2 - À l'occasion d'ailleurs, on n'hésitera pas à tordre le cou à cette histoire pour la rendre cohérente avec l'imaginaire. On gommera ainsi le fait que les premières formes d'assurance publique (1930) furent rejetées par le pcf et la cgt comme étant de nature à : « détourner les ouvriers de l'action révolutionnaire… [et à] les enchaîner au char de la rationalisation capitaliste » (déclaration du porte-parole pcf Ch. Beaugrand au Palais Bourbon le 23/4/1930, cité par Le Monde du 16/11/95).

3 - Il est à noter que si la démocratie règne dans les assemblées générales, si les votes y vont bon train, les décisions importantes et centrales ne font pas l'objet des mêmes attentions et précautions. Les directions syndicales imposent les dates et les parcours de manifestations. Celles-ci n'auront jamais d'autre but que de joindre une place à une autre comme on doit le faire pour le traditionnel 1er Mai. De la même façon la force du nombre va être réduite à sa dimension médiatique (le « Juppethon » de la cgt) et le centre des villes ne sera jamais occupé. On organise la dispersion des premiers arrivés avant même que les derniers ne soient partis. La crainte d'affrontements sérieux avec la police et les forces déployées pour « Vigipirate » est patente.

4 - Cf. un tract du groupe Makhno de la Fédération anarchiste (St Etienne) dans lequel il est écrit : « La crise est sociale, sa solution doit être sociale » et dans lequel il est proposé de faire redémarrer l'économie en autogestion. Ce qui est alors négligé, c'est la question de l'État et du niveau politique ; est négligé aussi le fait que le secteur de la reproduction ne peut redémarrer comme celui de la production. Pendant les grèves « l'économie »ne s'est pas arrêtée. Il ne s'agit donc pas de la remettre en route ! ce que la grève dans les services publics pose comme question et comme perspective, c'est celle de la direction et du contrôle du fonctionnement d'ensemble et des finalités du système de reproduction. vaste programme qui ne connaît pas de recettes.

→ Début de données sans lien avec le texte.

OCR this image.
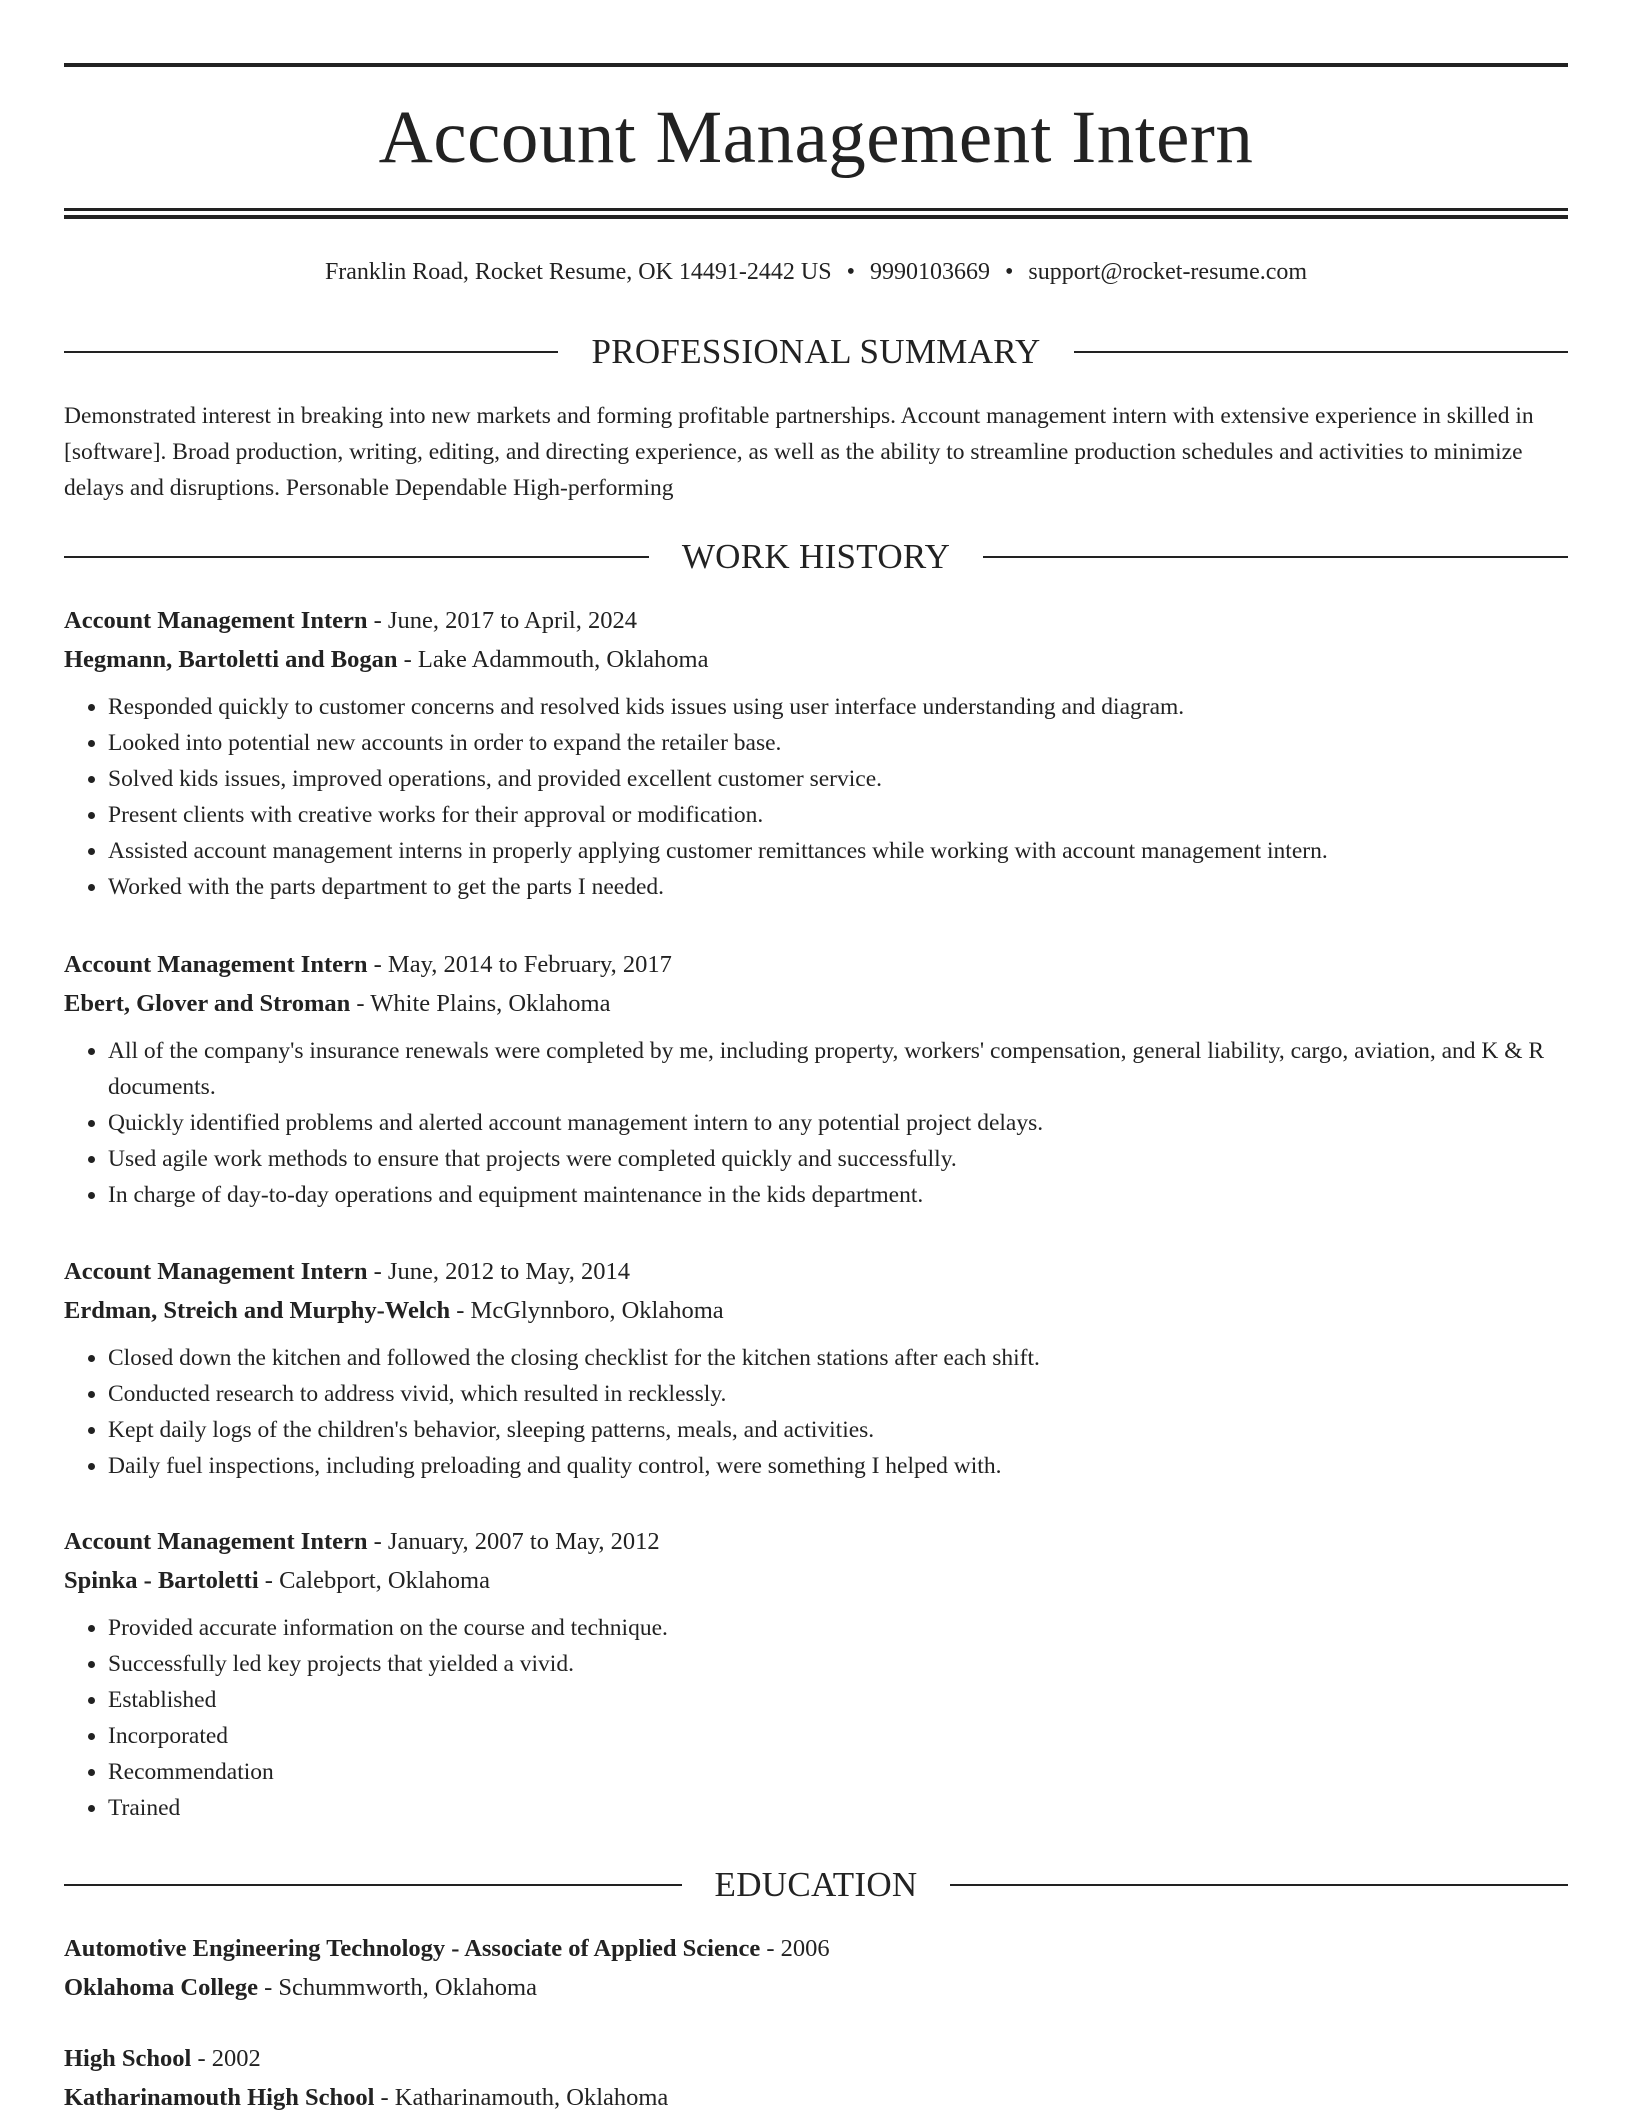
Account Management Intern
Franklin Road, Rocket Resume, OK 14491-2442 US • 9990103669 • support@rocket-resume.com
PROFESSIONAL SUMMARY
Demonstrated interest in breaking into new markets and forming profitable partnerships. Account management intern with extensive experience in skilled in [software]. Broad production, writing, editing, and directing experience, as well as the ability to streamline production schedules and activities to minimize delays and disruptions. Personable Dependable High-performing
WORK HISTORY
Account Management Intern - June, 2017 to April, 2024
Hegmann, Bartoletti and Bogan - Lake Adammouth, Oklahoma
• Responded quickly to customer concerns and resolved kids issues using user interface understanding and diagram.
• Looked into potential new accounts in order to expand the retailer base.
• Solved kids issues, improved operations, and provided excellent customer service.
• Present clients with creative works for their approval or modification.
• Assisted account management interns in properly applying customer remittances while working with account management intern.
• Worked with the parts department to get the parts I needed.
Account Management Intern - May, 2014 to February, 2017
Ebert, Glover and Stroman - White Plains, Oklahoma
• All of the company's insurance renewals were completed by me, including property, workers' compensation, general liability, cargo, aviation, and K & R documents.
• Quickly identified problems and alerted account management intern to any potential project delays.
• Used agile work methods to ensure that projects were completed quickly and successfully.
• In charge of day-to-day operations and equipment maintenance in the kids department.
Account Management Intern - June, 2012 to May, 2014
Erdman, Streich and Murphy-Welch - McGlynnboro, Oklahoma
• Closed down the kitchen and followed the closing checklist for the kitchen stations after each shift.
• Conducted research to address vivid, which resulted in recklessly.
• Kept daily logs of the children's behavior, sleeping patterns, meals, and activities.
• Daily fuel inspections, including preloading and quality control, were something I helped with.
Account Management Intern - January, 2007 to May, 2012
Spinka - Bartoletti - Calebport, Oklahoma
• Provided accurate information on the course and technique.
• Successfully led key projects that yielded a vivid.
• Established
• Incorporated
• Recommendation
• Trained
EDUCATION
Automotive Engineering Technology - Associate of Applied Science - 2006
Oklahoma College - Schummworth, Oklahoma
High School - 2002
Katharinamouth High School - Katharinamouth, Oklahoma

5 - Chaque « usager », même fonctionnaire par ailleurs, connaît des situations où face à l'absurde des réglementations du service public, il trouve un préposé du service public qui défendra mordicus la rationalité de sa structure et finalement en croyant sauvegarder l'image du service public, justifie les décisions hiérarchiques et actuellement les mesures anti service public.